Иванушка мог выдержать Сеньку любую – и отчаянно грустящую, и драчливую, и насмешливую, – но вынести Сеньку такую – обессиленную, просящую, с непередаваемой надеждой в глазах, он не мог.
– Н-н-ну хорошо... – с трудом выдавил он и повернулся к замершей аудитории. – Мы тут посоветовались – кхм... – и подумали, что будет – кхм-кхм... – полезно... как бы... в общем, мы решили погостить у царя Мечеслава, вот! – и царевич вытер с чела трудовой пот.
– В Кощеево царство?!
– Не пущу!
– Это немыслимо!
– Во дура!..
– Только через мой труп!
Сенька с тоскливой обречённостью посмотрела на оставленную табуретку. Но тут нахмурился Иванушка. Он обернулся, он выпрямился, он обвёл всю подступающую, как прибой женскую рать соколиным взором и провозгласил решительно, как гвоздь забил:
– Мы! Едем! К Мечеславу! Матушка, позвольте нам собрать вещи и благословите на дорогу.

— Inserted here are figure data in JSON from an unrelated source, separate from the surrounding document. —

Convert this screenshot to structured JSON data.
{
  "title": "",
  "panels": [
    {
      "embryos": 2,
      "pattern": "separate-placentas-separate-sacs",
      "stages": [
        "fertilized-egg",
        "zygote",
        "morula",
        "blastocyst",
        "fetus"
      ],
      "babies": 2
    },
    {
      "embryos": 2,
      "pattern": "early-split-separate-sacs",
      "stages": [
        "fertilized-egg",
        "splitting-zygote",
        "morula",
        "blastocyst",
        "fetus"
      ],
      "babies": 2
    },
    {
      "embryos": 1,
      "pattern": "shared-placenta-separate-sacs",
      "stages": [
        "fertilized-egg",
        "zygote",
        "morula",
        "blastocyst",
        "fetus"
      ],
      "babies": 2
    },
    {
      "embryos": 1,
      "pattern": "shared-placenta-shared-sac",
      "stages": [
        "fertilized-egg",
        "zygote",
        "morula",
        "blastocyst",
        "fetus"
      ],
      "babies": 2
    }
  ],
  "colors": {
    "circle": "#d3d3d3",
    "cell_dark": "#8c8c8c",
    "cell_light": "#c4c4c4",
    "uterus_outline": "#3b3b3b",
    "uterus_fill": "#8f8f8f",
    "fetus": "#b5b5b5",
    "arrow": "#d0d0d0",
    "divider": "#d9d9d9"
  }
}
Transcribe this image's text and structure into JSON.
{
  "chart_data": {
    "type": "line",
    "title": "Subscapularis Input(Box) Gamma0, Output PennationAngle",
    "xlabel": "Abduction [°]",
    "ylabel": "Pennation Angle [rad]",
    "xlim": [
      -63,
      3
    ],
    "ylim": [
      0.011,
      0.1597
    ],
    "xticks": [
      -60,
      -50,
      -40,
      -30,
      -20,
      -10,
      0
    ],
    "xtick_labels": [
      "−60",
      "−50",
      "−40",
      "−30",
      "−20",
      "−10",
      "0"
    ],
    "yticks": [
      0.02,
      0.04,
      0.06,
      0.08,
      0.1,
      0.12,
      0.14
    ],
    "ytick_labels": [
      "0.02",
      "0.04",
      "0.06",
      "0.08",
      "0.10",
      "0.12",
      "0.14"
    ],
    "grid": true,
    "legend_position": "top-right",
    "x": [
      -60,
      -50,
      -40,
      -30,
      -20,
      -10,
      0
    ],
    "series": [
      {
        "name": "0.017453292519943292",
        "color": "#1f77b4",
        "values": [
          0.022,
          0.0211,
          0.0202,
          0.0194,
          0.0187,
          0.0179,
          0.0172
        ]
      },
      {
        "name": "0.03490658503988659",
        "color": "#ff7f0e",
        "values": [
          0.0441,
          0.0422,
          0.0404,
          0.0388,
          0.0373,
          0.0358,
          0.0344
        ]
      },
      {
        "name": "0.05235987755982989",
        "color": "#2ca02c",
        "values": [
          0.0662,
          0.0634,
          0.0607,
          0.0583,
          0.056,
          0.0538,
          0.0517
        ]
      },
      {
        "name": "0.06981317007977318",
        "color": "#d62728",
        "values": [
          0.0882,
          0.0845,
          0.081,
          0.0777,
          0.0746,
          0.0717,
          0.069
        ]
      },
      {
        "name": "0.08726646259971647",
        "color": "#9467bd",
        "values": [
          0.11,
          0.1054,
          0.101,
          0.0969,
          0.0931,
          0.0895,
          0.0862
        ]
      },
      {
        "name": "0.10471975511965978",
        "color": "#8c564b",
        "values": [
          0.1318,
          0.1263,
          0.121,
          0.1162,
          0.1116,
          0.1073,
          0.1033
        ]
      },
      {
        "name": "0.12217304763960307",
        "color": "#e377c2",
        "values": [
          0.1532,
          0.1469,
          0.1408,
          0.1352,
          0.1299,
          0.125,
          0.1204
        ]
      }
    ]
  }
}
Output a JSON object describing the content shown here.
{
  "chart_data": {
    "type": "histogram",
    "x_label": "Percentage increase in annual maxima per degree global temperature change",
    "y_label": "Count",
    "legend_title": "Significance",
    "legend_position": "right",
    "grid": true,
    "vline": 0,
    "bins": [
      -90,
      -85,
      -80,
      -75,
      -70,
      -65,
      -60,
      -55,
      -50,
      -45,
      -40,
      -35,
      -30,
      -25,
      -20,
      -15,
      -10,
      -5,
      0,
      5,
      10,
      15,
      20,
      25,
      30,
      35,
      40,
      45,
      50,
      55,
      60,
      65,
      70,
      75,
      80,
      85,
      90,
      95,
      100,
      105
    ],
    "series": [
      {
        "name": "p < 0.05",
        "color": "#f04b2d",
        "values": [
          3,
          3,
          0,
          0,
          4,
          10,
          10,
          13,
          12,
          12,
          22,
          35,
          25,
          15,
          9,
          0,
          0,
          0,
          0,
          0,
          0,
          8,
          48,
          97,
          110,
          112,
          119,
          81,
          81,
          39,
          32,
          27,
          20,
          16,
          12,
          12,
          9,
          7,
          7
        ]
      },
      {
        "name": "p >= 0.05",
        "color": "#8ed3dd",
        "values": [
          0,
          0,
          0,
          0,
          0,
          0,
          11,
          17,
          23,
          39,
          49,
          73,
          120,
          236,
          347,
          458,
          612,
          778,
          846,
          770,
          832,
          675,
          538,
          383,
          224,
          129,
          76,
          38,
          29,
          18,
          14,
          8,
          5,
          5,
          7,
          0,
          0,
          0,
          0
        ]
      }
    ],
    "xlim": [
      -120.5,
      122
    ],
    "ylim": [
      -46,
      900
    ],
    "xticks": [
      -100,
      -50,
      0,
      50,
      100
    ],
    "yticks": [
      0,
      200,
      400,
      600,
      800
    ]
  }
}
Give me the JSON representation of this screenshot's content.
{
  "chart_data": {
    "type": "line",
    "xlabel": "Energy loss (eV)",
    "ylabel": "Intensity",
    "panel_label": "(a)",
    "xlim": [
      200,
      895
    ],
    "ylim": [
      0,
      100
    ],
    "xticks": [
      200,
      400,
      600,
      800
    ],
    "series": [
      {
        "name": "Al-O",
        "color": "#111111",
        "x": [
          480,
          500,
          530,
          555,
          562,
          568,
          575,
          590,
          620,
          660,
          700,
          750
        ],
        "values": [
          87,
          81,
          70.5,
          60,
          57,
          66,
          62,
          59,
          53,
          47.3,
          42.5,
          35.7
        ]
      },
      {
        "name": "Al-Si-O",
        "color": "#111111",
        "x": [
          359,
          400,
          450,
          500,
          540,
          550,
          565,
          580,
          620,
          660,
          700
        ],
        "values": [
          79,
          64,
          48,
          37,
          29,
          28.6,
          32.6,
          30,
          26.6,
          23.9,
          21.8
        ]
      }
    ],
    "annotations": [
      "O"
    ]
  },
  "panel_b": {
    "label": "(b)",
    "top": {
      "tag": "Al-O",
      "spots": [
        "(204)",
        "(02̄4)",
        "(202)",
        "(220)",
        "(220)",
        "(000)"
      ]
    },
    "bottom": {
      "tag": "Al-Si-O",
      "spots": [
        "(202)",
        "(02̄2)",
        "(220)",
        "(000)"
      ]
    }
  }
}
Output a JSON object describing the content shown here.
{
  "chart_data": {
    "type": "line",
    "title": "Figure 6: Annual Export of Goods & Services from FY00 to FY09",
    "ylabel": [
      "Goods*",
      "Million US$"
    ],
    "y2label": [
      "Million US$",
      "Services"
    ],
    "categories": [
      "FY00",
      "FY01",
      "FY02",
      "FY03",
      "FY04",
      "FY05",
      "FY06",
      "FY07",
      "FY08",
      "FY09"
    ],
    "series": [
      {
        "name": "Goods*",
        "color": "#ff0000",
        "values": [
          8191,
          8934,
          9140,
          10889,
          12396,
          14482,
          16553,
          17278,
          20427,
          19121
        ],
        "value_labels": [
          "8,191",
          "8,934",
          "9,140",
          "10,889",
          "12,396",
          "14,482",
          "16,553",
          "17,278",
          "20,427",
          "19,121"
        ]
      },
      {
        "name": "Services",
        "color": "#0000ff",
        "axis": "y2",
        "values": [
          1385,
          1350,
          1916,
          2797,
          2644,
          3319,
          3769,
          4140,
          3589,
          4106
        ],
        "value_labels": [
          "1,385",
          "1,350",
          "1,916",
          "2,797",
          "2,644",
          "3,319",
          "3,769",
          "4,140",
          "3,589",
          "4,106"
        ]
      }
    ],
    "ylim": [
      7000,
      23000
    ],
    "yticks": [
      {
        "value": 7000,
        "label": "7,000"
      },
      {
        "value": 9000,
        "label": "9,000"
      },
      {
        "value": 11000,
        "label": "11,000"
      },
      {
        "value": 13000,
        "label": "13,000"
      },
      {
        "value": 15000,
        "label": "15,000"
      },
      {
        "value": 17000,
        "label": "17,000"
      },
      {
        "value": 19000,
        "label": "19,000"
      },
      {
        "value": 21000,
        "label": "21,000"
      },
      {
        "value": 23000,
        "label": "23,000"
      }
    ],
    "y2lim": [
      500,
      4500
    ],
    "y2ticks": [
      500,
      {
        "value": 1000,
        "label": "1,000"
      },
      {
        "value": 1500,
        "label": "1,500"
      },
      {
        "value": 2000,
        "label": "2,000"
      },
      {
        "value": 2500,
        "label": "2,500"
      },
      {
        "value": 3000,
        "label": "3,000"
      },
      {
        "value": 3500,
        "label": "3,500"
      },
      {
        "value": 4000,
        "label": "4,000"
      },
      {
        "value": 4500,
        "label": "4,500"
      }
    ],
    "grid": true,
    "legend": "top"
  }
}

Иван-царевич вернулся к супруге, взял её за руку и, осторожно поддерживая, повёл из горницы. Серафима искоса смотрела на него – такого прямого и гордого – и не могла оторвать глаз. "Витязь мой... Сокол... Мой муж..." – думала она млея от удовольствия.
Через два часа дороги своё отношение к мужу ей пришлось значительно пересмотреть.
Ну, хорошо, в седло это она сгоряча полезла – пришлось всё же согласиться на царскую повозку.
Но горничных она правильно прогнала – нужны ей эти клуши, если она от них и во дворце не знала куда деваться.
И от охраны она отказалась тоже правильно – куда в её положении ещё десять мужиков в соглядатаи, когда Обдериха им и так обеспечила всю дорогу "скатертью".
И от знахаря она отказалась – не больные, чать!..
И от повара...
И от кучера...
Не учла она лишь одного, что теперь её чудушко будет считать себя обязанным заботиться о ней и за горничных, и за дружину, и за знахаря, и за повара, и за кучера, и делать это будет с удесятерённым рвением любящего супруга.
– Родная, тебе удобно, не трясёт? – в сто десятый раз спрашивал Иванушка, оборачиваясь с козел. – А может тебе дует?!..
– ...А может ещё солёненького огурчика, ты же недавно хотела? – пододвигал он ей за ужином на постоялом дворе опостылевшие ещё три месяца назад соленья...
– ...Любимая, тебе не холодно, может ещё одеяльце? – в который раз заботливо будил он её ночью. Каждый час. А в промежутках – просто сопел в темноте, обозревая "спящую" супругу умильным взором...
– ...Милая, ты поспи ещё, чего в такую рань вставать! – уверял он её, когда в окна уже давно светило далеко не утреннее Солнышко. Может раньше Сенька так бы и сделала, но тут, как назло, сна не оказывалось ни в одном глазу, да и третья перина была явно лишней.
И с новым днём всё начиналось заново...
Серафима пыталась сопротивляться, но любые её возражения гасли в зародыше, как только наталкивались на любящий взгляд дорогого мужа, просто умоляющий позволения о ней позаботиться. И отказать ему в этом праве просто рука не подымалась.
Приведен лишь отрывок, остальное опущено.